One minute I'm joyous the next I'm ****** but what I've learned is that happiness makes the knot the knot that makes the pain the pain that hides the scars the scars that shape your perception of yourself of life.
The scars that appear on your wrist because with every cut you think maybe it will help this time but no it will never help it will just push you down down to where the real emotions hide the emotions that one mustn't speak of the ones that can cause pain or anguish sadness or depression shock and loneliness
When I flip it makes you sad because you think its you when its really me and you ask what can I do even though the only thing that can be done is wait
Wait like there's no tomorrow because nothing else matters and its all you can do but waiting is all that can be done for only time will tell if my emotions will flip but when I do flip you feel happy for me and I feel gladness for I do not care for happiness for it has become a pain a pain I don't wish to suffer a pain of which no one should suffer alone for true happiness takes many forms but the most common form is in you life everyday love.

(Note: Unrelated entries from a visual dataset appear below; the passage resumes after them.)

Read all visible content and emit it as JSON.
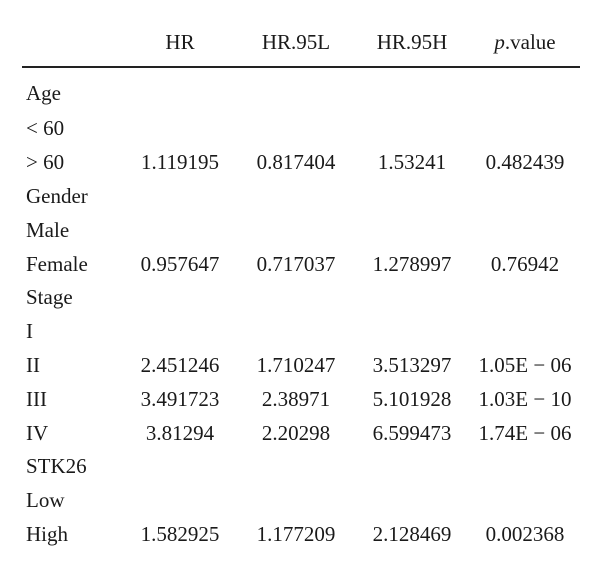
{
  "header": {
    "col_label": "",
    "col_hr": "HR",
    "col_95l": "HR.95L",
    "col_95h": "HR.95H",
    "col_p_italic": "p",
    "col_p_rest": ".value"
  },
  "rows": [
    {
      "label": "Age",
      "hr": "",
      "l95": "",
      "h95": "",
      "p": ""
    },
    {
      "label": "< 60",
      "hr": "",
      "l95": "",
      "h95": "",
      "p": ""
    },
    {
      "label": "> 60",
      "hr": "1.119195",
      "l95": "0.817404",
      "h95": "1.53241",
      "p": "0.482439"
    },
    {
      "label": "Gender",
      "hr": "",
      "l95": "",
      "h95": "",
      "p": ""
    },
    {
      "label": "Male",
      "hr": "",
      "l95": "",
      "h95": "",
      "p": ""
    },
    {
      "label": "Female",
      "hr": "0.957647",
      "l95": "0.717037",
      "h95": "1.278997",
      "p": "0.76942"
    },
    {
      "label": "Stage",
      "hr": "",
      "l95": "",
      "h95": "",
      "p": ""
    },
    {
      "label": "I",
      "hr": "",
      "l95": "",
      "h95": "",
      "p": ""
    },
    {
      "label": "II",
      "hr": "2.451246",
      "l95": "1.710247",
      "h95": "3.513297",
      "p": "1.05E − 06"
    },
    {
      "label": "III",
      "hr": "3.491723",
      "l95": "2.38971",
      "h95": "5.101928",
      "p": "1.03E − 10"
    },
    {
      "label": "IV",
      "hr": "3.81294",
      "l95": "2.20298",
      "h95": "6.599473",
      "p": "1.74E − 06"
    },
    {
      "label": "STK26",
      "hr": "",
      "l95": "",
      "h95": "",
      "p": ""
    },
    {
      "label": "Low",
      "hr": "",
      "l95": "",
      "h95": "",
      "p": ""
    },
    {
      "label": "High",
      "hr": "1.582925",
      "l95": "1.177209",
      "h95": "2.128469",
      "p": "0.002368"
    }
  ]
}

Love can cause grief or pain or even depression but more so than not it reveals the pain its brings us together it makes us feel like we belong because we do belong
When we love someone or something we respect them we respect them as if they could crumble at the slightest touch we respect them like there is no one else but most of all we respect our selves we respect ourselves so that we look good to whom we love we no longer feel the urge to cut slicing open flesh has become a source of depression a source of what shouldn't matter a source of the past, the painful past we respect ourselves so that our scares from the past will shine shine like the holiness of god act like there is no brighter light come forth with the pain we no longer need to hide shine like it no longer matters.

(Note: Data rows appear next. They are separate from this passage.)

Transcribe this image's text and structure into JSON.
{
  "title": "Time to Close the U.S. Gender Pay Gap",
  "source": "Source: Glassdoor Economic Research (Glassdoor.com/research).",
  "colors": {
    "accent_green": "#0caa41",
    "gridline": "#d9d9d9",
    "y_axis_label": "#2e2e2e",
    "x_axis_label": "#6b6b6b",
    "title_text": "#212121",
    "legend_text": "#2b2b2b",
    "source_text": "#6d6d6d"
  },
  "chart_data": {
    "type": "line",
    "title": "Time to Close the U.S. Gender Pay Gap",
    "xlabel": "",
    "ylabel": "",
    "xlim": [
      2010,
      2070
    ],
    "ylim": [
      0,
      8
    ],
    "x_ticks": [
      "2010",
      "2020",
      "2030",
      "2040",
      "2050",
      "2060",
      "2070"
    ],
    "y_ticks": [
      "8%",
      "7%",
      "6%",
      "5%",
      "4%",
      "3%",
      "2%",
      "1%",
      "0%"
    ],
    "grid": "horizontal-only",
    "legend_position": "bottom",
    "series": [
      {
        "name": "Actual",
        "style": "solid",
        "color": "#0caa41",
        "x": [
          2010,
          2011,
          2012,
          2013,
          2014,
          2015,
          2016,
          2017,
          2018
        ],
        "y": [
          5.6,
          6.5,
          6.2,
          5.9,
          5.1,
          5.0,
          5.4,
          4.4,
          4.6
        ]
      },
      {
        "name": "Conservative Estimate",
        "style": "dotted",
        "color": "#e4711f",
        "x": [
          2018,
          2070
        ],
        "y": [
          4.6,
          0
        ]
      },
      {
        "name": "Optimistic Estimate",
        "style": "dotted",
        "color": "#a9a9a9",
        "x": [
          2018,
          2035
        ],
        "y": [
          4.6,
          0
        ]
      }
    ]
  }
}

They no longer are a sign of weakness but a sign of power of self control of remembrance to show pain that has left us its a past that can no longer torment us these scars of battle stay with you for as long as you need them then when you've moved on and don't need the extra confidence they just seem to disappear like they were never there you no longer are self conscience about showing your scars for they show your bravery in battle the battle against humanity against the pain of depression
You must remember that we all have bad days and just because today was bad does not mean you need to make it worse make it worse by cutting or inflict self harm in any way you need to find someone to talk to the only way things will get better is if you take the day by the horns hold it and stare it down stare it down till it can no longer be a threat but you must remember I'm not in control because on minute ill be down in the dumps but the I might see you and instantly I'm the luckiest happiest dumbest looking person alive.